Paul Pholeros, a unique and generous contributor to Australian architecture over several decades, recently passed away at 62 years of age.
Pholeros was much loved within the architectural community and a particular favourite within CplusC. Many in the office have heard him speak multiple times and his ethos of always being equipped to contribute practically is reflected in the approach of the practice more broadly.
Clinton Cole met Paul at Sydney University in the early nineties and he had an immediate influence on him. Here was a man who built his own house and worked as a taxi driver to pay his way through University. He spent several afternoons at Paul and Sandra’s house, where he remembers the hospitality and generosity of hand and spirit of both Paul and Sandra was comforting and compelling. Like their home in Pittwater, they were open and honest people who filled the space they occupied with positivity and optimism.
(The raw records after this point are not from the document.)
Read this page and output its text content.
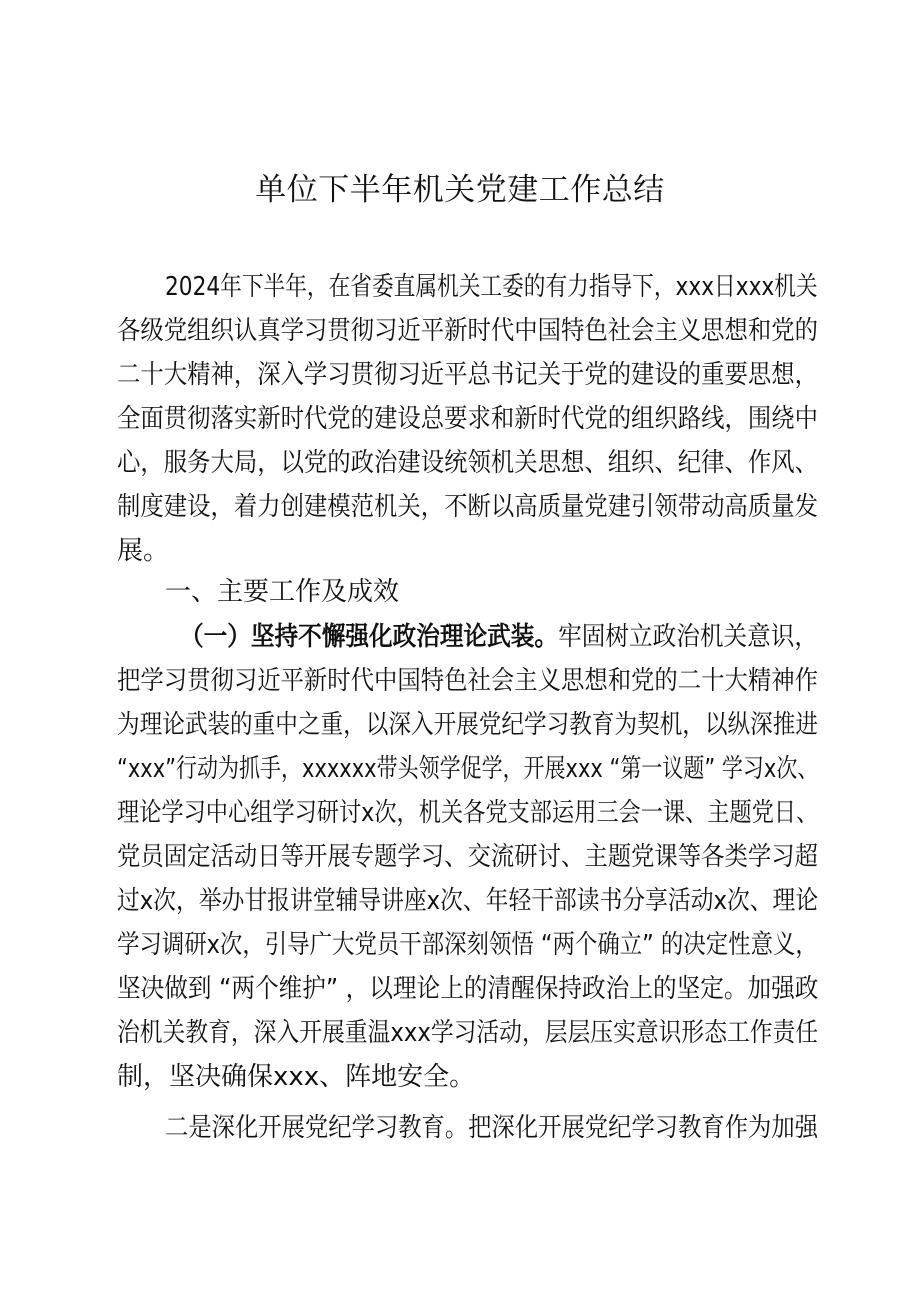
单位下半年机关党建工作总结
2024年下半年，在省委直属机关工委的有力指导下，xxx日xxx机关
各级党组织认真学习贯彻习近平新时代中国特色社会主义思想和党的
二十大精神，深入学习贯彻习近平总书记关于党的建设的重要思想，
全面贯彻落实新时代党的建设总要求和新时代党的组织路线，围绕中
心，服务大局，以党的政治建设统领机关思想、组织、纪律、作风、
制度建设，着力创建模范机关，不断以高质量党建引领带动高质量发
展。
一、主要工作及成效
（一）坚持不懈强化政治理论武装。牢固树立政治机关意识，
把学习贯彻习近平新时代中国特色社会主义思想和党的二十大精神作
为理论武装的重中之重，以深入开展党纪学习教育为契机，以纵深推进
“xxx”行动为抓手，xxxxxx带头领学促学，开展xxx “第一议题” 学习x次、
理论学习中心组学习研讨x次，机关各党支部运用三会一课、主题党日、
党员固定活动日等开展专题学习、交流研讨、主题党课等各类学习超
过x次，举办甘报讲堂辅导讲座x次、年轻干部读书分享活动x次、理论
学习调研x次，引导广大党员干部深刻领悟 “两个确立” 的决定性意义，
坚决做到 “两个维护” ，以理论上的清醒保持政治上的坚定。加强政
治机关教育，深入开展重温xxx学习活动，层层压实意识形态工作责任
制，坚决确保xxx、阵地安全。
二是深化开展党纪学习教育。把深化开展党纪学习教育作为加强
While most architects are known for their iconic buildings and awards, Pholeros is best known for his work with disadvantaged communities for the organisation he co-founded, Health Habitat (HH). This work prioritised functionality, reliability and serviceability over aesthetics.
From the beginning, Health Habitat clearly established the links between poor physical housing conditions and compromised health outcomes, particularly in remote Indigenous communities in Australia. The consequences of seemingly small failings in buildings contributes significantly to the huge gap in health outcomes for remote and Indigenous communities. As Pholeros would explain in his spellbinding presentations, you cannot wash a child in a house without functioning plumbing, or offer meaningful safe food preparation areas without a working kitchen.
To counter this, HH worked to improve physical housing conditions. Pholeros was adamant that every HH visit should be marked by a physical improvement – a dripping tap fixed, a flyscreen secured, or a flaw made safe. This immediate improvement was a key part of his strategy of building trust and contributed to the ongoing success of the organisation in a field where many other initiatives routinely fail. Another facet of HH’s work is the advocacy and lobbying work they undertook. Despite the spectacular health improvements communities served by HH enjoyed and its strong record of Indigenous employment, in recent years HH funding was inexplicably reduced.
As a result, HH undertook pure research into the reliability of building products in remote areas (ie which hot water tanks can survive in a location where 45°C days are experienced regularly and exposed conditions are the norm) and took the HH model overseas, including to New York housing projects and Nepalese mountain communities. The work was both deeply political and Pholeros argued, located firmly within architecture’s sphere of influence and expertise. Health Habitat’s success with a relatively small budget reflects his approach that money can be part of a solution but it is skill that solves problems.
Pholeros often spoke passionately about teaching, both informally in the wider community and more specifically with architectural students. His story of watching a group of students attempt to improve mud and sanitation challenges in a Nepalese school through (failed) signage then (failed) behavioural change, then incremental semi-successful physical changes on the way to developing fully designed responses reflected his patience as a teacher. This learning journey reflected a refreshed understanding of how outcomes can be ‘designed in’ through a better understanding of behaviour, space, material properties and dimensions and resulted in a reference sheet which became a design guide for hundreds of similar schools in the region.
For his passion, wisdom, generosity and kindness, Paul Pholeros will be much missed by so many whose lives he touched for the better, whether that was directly or indirectly.